One of the simplest card games to take the world by storm is the Cards Against Humanity series. Marketed as a “card game for horrible people”, this 2009 release has spawned numerous expansions over the years. It also fostered a whole slew of wannabe knockoffs. CaH stated if a publisher didn’t copy their exact design formatting, they wouldn’t litigate against any of them.
Go into any mall retailer during the holiday seasons and you’ll see dozens of similarly designed (and named) versions of the same game. This week we picked up a copy of Kids Create Absurdity, not to be confused with Kids Against Maturity or Clones Attack Hilarity. This is the publisher’s attempt at creating a more family-friendly version instead of the one for horrible people.

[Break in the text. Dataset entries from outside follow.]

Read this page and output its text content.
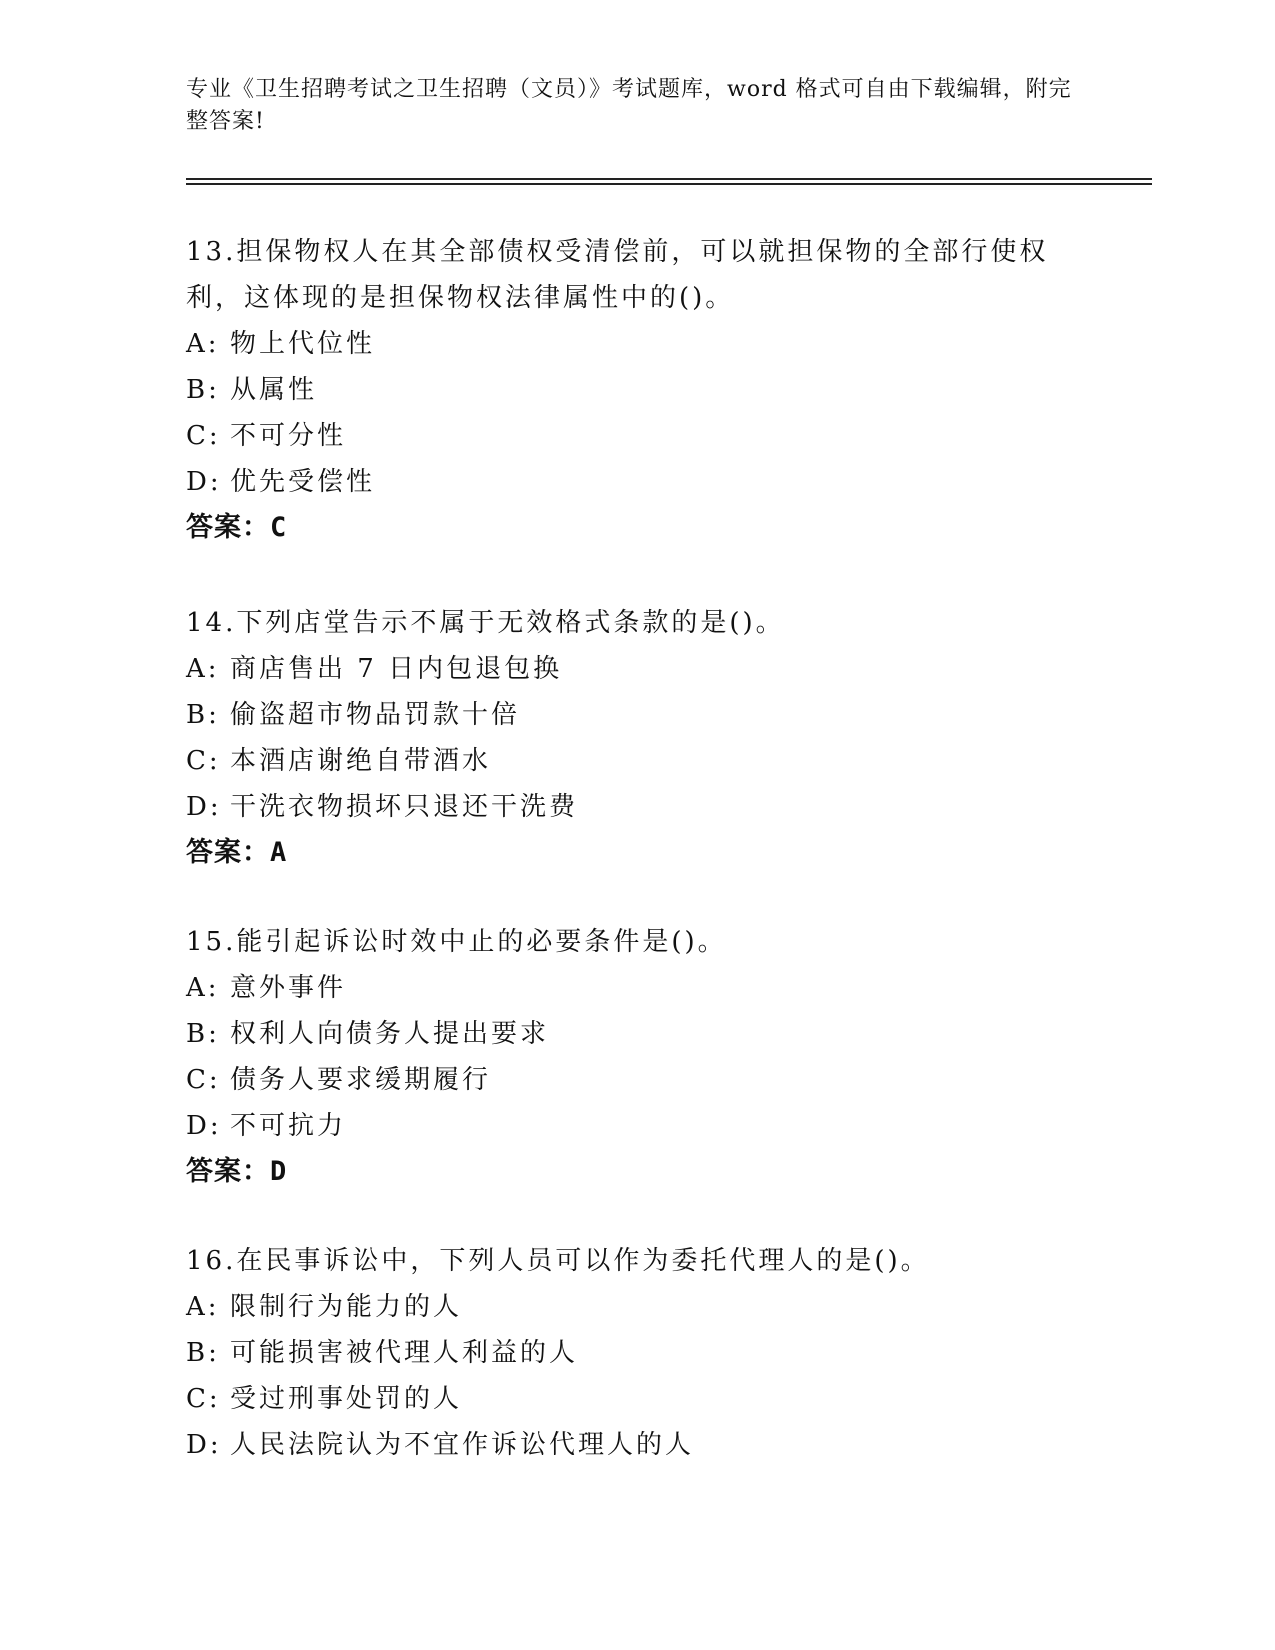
专业《卫生招聘考试之卫生招聘（文员）》考试题库，word 格式可自由下载编辑，附完整答案!
13.担保物权人在其全部债权受清偿前，可以就担保物的全部行使权利，这体现的是担保物权法律属性中的()。
A: 物上代位性
B: 从属性
C: 不可分性
D: 优先受偿性
答案：C
14.下列店堂告示不属于无效格式条款的是()。
A: 商店售出 7 日内包退包换
B: 偷盗超市物品罚款十倍
C: 本酒店谢绝自带酒水
D: 干洗衣物损坏只退还干洗费
答案：A
15.能引起诉讼时效中止的必要条件是()。
A: 意外事件
B: 权利人向债务人提出要求
C: 债务人要求缓期履行
D: 不可抗力
答案：D
16.在民事诉讼中，下列人员可以作为委托代理人的是()。
A: 限制行为能力的人
B: 可能损害被代理人利益的人
C: 受过刑事处罚的人
D: 人民法院认为不宜作诉讼代理人的人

The rules for Kids Create Absurdity are nearly identical to all the others. The box contains two decks of cards – one set of question cards and one set of answer cards. Additionally, ten blank cards and ten “RANDOM” cards fill out the inventory.
Each player, up to ten, draws ten orange answer cards. A starting player is chosen, who is referred to as the “Big Cheese”. That person draws one blue question card and reads it aloud. All other players should then choose an answer card from their hand which they believe goes best with the question. The object is to make it as silly as possible.
These are handed face-down to the Big Cheese, who will shuffle them, read each one aloud, and select the answer card they like best. The person whose card is chosen keeps the blue question card as a point. Everyone draws back up to ten cards in their hand and the role of Big Cheese passes to the next player on the left.
Blank answer cards allow you to write in your own answer if you don’t like any of the others in your hand. Hidden among the question cards are the RANDOM cards. When drawn, the Big Cheese hands it to a player of their choice, who then must perform the task printed on the card. Once completed, the card is discarded. The Big Cheese draws another question card to continue the game in normal fashion. The first person to collect five points (blue cards) is the winner of Kids Create Absurdity!
Let me state we are NOT fans of Cards Against Humanity that are gross, controversial, and adult-oriented just for the sake of offending people. At least this copy of Kids Create Absurdity tones it down to a level where all ages can enjoy it. That is, if you like simple impress-the-judge games like Apples to Apples (we do not).
Kids Create Absurdity is available new on Amazon for under $20. Give it some time and you’ll no doubt find a copy at a yard sale or thrift. Ours was open, but never played. It only set us back $2.88 and will reluctantly be utilized at non-gamer family get-togethers.
Do you enjoy games like Cards Against Humanity?